Hay sueños que son anhelos y ciudades que encarnan el aroma de una época: el Londres de Blow Up, el Nueva York del CBGB y el Max´s Kansas City, el Madchester de The Hacienda y el Cool As Fuck, el Seattle anticorporativo, lluvioso y desastrado. Tony Blair intentó convertir su Cool Britain en un programa político de trazos liberales y voluntad modernizadora pero descubrieron sus mentiras. Kurt Cobain se refugió en su invernadero y se pegó un tiro. Hay cosas que no molan nada. Cada época tiene sus ilusiones y sus monstruos. Algunos destellos son eternos y otros estrellas fugaces; qué difícil intuir los que terminarán perdurando.

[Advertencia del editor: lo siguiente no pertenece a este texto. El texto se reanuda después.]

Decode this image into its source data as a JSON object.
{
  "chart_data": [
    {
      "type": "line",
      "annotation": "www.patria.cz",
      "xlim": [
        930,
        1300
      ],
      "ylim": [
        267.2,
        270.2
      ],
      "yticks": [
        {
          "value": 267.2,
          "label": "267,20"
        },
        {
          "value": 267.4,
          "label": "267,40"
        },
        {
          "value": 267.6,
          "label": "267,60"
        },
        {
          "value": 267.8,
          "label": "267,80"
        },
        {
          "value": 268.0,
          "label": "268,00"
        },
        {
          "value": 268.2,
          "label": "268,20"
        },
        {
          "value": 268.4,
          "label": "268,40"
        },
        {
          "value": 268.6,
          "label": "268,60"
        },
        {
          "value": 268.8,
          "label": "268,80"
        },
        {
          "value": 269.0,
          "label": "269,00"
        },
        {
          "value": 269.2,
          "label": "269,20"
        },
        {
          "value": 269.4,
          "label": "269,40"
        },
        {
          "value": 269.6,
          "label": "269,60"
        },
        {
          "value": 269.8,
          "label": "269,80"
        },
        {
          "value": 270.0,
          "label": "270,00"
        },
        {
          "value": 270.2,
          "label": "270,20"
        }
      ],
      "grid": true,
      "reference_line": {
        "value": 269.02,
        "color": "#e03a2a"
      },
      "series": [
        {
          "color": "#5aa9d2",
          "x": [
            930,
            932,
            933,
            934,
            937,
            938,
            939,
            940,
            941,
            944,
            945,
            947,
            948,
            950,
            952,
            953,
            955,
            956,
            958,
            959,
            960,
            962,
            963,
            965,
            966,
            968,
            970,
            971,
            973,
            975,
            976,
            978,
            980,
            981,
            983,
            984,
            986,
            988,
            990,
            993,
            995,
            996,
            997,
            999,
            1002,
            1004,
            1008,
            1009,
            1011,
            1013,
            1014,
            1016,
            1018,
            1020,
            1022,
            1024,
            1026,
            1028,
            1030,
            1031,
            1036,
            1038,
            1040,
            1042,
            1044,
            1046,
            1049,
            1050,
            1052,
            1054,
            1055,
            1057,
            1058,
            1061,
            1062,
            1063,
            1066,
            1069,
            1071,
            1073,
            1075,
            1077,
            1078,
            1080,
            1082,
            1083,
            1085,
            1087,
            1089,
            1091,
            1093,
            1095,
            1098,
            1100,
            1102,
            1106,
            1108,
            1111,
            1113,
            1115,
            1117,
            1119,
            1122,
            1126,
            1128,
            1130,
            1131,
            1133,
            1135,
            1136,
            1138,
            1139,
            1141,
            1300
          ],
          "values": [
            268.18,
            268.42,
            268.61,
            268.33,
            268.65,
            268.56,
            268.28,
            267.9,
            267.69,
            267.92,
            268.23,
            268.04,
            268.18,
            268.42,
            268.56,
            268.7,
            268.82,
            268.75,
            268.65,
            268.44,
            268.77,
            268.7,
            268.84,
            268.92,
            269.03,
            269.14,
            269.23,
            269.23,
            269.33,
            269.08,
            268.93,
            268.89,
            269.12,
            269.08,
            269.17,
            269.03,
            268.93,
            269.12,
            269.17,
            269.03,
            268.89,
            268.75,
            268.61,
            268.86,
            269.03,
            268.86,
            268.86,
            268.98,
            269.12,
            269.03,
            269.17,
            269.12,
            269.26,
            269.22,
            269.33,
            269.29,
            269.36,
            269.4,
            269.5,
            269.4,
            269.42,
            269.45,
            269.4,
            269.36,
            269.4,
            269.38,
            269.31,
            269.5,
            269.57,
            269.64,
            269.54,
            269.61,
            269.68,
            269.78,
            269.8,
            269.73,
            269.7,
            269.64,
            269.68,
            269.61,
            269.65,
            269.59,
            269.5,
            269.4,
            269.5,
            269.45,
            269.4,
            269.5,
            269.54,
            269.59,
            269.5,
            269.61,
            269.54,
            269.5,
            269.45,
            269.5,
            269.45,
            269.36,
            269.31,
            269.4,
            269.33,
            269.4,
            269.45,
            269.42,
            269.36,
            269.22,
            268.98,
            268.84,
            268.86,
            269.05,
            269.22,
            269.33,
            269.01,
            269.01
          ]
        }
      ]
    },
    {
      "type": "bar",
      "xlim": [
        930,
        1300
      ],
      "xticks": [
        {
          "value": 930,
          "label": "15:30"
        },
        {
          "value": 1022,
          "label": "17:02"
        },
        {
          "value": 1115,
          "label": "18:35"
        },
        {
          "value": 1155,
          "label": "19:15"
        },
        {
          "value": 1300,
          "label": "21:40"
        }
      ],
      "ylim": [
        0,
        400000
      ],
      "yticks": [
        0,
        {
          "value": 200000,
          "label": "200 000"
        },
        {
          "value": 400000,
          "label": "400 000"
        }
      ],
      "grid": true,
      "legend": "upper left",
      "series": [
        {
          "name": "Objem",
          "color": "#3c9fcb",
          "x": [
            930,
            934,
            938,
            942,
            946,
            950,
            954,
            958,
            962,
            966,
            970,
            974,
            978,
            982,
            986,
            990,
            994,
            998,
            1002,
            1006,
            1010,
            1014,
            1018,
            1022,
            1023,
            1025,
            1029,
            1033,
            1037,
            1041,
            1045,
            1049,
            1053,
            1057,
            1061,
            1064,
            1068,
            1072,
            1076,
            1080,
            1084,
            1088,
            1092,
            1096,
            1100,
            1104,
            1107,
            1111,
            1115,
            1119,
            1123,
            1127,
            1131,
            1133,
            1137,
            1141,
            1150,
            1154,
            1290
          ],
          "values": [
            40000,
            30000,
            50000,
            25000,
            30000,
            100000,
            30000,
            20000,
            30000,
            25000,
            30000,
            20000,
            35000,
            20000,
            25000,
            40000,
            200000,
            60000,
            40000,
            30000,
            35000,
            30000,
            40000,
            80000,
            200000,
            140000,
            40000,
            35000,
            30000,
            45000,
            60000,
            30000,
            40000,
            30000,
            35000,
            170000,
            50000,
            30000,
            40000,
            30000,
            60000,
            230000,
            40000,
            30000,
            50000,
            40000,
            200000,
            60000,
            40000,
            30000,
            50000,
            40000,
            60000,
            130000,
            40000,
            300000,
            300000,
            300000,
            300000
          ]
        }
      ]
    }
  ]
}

En mitad de la década de los noventa la electrónica encontró la manera de volverse rutilante. El Sonar echó a andar en 1994, el FIB programó a The Chemical Brothers y a Orbital en 1996 y ese mismo año llegó Siglo XXI a Radio 3 con ánimo de recoger las nuevas sensibilidades. Hasta en las capitales de provincia del mundo global el clubbing se convirtió en una promesa de felicidad, los afters germinaron como oportunidades inesperadas y el down tempo ofreció una manera asequible de disfrutar de los atardeceres en las playas de Goa o Ibiza. Nosotros que creíamos controlar todas las alternativas nos habíamos quedado fuera de juego. La primera reacción fue recurrir al Big Beat, pero fueron los grupos de Bristol con sus sonidos densos, melancólicos, lluviosos, humeantes y cinemáticos los que nos descubrieron una manera de envolvernos en el celofán de la modernidad. En medio del desconcierto apareció Jay-Jay Johanson con su voz sedosa, su fragilidad dandy, su elegancia impecable, sus melodías de film noir, su aire decadente, sus canciones de crepitar electrónico y su romanticismo vulnerable. Estábamos salvados.

Imposible recordar aquella época sin las canciones de Whisky (1996), de Tattoo (1998) o de Poison (2000). El encantamiento se desvaneció pronto y nuestros caminos se bifurcaron. El atentado brutal que cambió la línea del cielo de Manhattan inauguró una nueva época, The Strokes devolvieron el glamour a las guitarras y el sueco se tintó el pelo de caoba, se dejó mecha y melenita y lo apostó todo a la pista de baile con Antenna (2002). El trip hop se había convertido en un cascarón sin sustancia asolado por la sobreexplotación y por los estragos de la publicidad; había que escapar de esa jaula cuanto antes.

El próximo domingo 18 de febrero, a las ocho de la tarde, el creador de piezas tan deliciosas como It Hurts Me So o So Tell the Girl I´m Back in Town se subirá al escenario del Loco Club dispuesto a dar una clase de pop intimista y delicado. Con catorce álbumes de estudio y más de dos décadas de carrera el crooner más elegante tendrá la oportunidad de reivindicarse ante una sala con todas las entradas vendidas. Llega el de Trollhättan con un estupendo trabajo Fetish (2023) repleto de canciones de tempo lento, sustrato electrónico, tono confesional, adornos jazzísticos, susurros de piano, algún eco de easy listening y hasta aromas de bossa nova. Pop de cámara para un antropoceno lleno de desafíos y entropía. La voz más romántica del Trip Hop volverá a acariciar nuestros sentimientos y hasta los que somos de pueblo nos sentiremos por un rato mucho más sofisticados. No nos va a venir mal.